First things first, pick up rental motor vehicle. God shines on us again, and we find a little rental car place right next to the RV Resort. I walk over and get a new mini-van and head back to get the family… right after I hit up my supplier (Local Circle K) for my morning dosage (Coffee or Manna from heaven, either one works). We pack up and like any good RV folk would do…WE HEAD OUT TO THE WAL-MART. . After an expenditure that can only be described as an economic stimulus payment we load up the mini-van (or the mini rolling turd as I like to call it) and head to the beach.

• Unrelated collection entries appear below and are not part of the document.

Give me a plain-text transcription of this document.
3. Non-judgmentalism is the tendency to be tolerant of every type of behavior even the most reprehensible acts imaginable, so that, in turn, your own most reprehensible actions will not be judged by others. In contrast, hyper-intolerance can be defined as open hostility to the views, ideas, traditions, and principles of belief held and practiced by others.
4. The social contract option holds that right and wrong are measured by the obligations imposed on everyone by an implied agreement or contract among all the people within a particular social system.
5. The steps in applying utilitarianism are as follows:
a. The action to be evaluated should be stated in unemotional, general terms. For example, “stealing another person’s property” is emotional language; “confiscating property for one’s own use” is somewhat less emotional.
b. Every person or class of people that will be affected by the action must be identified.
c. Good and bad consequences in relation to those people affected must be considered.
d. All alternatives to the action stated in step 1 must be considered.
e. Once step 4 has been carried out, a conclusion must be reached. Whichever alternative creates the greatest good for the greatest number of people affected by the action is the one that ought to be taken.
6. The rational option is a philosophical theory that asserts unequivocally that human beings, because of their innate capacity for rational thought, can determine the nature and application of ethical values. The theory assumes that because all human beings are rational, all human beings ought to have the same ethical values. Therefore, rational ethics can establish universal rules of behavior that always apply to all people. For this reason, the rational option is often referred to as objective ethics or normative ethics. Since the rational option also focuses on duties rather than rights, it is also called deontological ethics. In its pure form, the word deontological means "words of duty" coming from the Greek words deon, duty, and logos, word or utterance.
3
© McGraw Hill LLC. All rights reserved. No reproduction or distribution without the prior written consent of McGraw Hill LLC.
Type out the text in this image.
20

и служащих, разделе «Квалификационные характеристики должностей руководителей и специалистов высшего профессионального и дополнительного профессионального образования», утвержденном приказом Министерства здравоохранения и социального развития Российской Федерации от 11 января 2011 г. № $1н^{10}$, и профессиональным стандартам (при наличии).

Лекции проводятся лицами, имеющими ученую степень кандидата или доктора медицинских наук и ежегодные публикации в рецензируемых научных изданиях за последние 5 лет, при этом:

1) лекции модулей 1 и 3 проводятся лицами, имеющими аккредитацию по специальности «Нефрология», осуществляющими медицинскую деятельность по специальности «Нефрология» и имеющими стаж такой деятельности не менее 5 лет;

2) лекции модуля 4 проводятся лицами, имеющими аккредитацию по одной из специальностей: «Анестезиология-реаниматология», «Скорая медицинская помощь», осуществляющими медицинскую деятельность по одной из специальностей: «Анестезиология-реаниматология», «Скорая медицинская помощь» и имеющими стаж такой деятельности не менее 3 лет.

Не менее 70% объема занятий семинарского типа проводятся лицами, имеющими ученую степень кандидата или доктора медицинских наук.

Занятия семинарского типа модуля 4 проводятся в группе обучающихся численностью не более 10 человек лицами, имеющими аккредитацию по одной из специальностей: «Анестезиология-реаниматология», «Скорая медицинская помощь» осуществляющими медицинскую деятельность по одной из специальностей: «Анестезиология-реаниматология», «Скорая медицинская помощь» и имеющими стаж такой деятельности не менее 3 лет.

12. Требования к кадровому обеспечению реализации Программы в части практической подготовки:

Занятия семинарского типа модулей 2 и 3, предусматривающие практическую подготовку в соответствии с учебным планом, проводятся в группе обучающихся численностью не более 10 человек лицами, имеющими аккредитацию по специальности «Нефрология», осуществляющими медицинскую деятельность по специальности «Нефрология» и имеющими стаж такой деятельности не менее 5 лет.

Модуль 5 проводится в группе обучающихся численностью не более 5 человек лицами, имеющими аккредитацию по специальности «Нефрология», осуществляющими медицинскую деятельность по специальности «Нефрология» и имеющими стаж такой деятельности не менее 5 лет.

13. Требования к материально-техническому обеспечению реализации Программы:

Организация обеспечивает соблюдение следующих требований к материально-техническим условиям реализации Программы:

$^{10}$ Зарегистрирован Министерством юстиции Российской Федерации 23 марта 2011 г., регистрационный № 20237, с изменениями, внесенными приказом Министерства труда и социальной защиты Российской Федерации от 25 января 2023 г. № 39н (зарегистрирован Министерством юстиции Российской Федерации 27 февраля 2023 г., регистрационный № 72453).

On the way, I mention that yesterday on my 3.2 mile run down the coastline bike path, I noticed some areas where there was public parking on the beach and also mentioned that it fills up fast so we want or rather NEED to hurry. Now I mentioned this in Wal-Mart and suggested we hurry. For some reason, the wife got a little unnerved when I mentioned this again on exiting Wal-Mart. Seeing her irritation I could only think of the immortal words of Bill Clinton, “What? What did I do?” Anyway, as it turns out, we find a place to park, a prime spot at the beach and quickly begin to enjoy our day of sun, fun and near drowning events. Ahhhh.. Good times. Honestly though, it was a tremendous time and the beach and weather was absolutely idyllic. Thank you God.
After the beach, we head back to our little slice of heaven on wheels and get cleaned up to head for the Harbor Boardwalk. It is a quaint little walk way on the bay, waterside that contains shopping and all sorts of stuff to do. We arrive – after getting a little lost – and the fun begins. I only want to note a few key highlights for your reading pleasure:
- On the way, the wife tells me to stop checking out girls in dental floss outerwear and watch the road. I, of course explain I was not doing this that I am watching the road and seriously, like she is not checking out guys all this time. She replies, “…but I am doing that for the girls, it is different.” OMG! Did she really just say that!? Oh, I cannot wait for man-child to get older so I can play this card! I never knew this exemption existed.
- The first thing we do upon arrival is “search” for parking… I will let the reader’s imagination run free at this juncture. Let us just say that I moved the car after finding a space.
- Next we encounter the “bird-man” on the boardwalk. He has several tropical birds of all sizes and makes money by perching said birds on willing patrons and for a tip will allow a picture to be taken. So here I go… man-child is in one arm, the other arm has three small birds on it. I have a large bird on the other shoulder and what can only be described as two small pterodactyl’s on TOP of my head. Yes I said on top. The smile and ‘click’! (of course it takes several unsuccessful clicks by my wife with one camera until she finally switches and takes a pic on the iPhone camera… while I worry about bird crap the whole time)
- Finally a nice dinner, face paint and balloon swords. Good times!
So we head back to the RV, Fat, Happy, Face Painted and all. Along with silent prayers of thanksgiving that tropical birds don’t crap on patrons.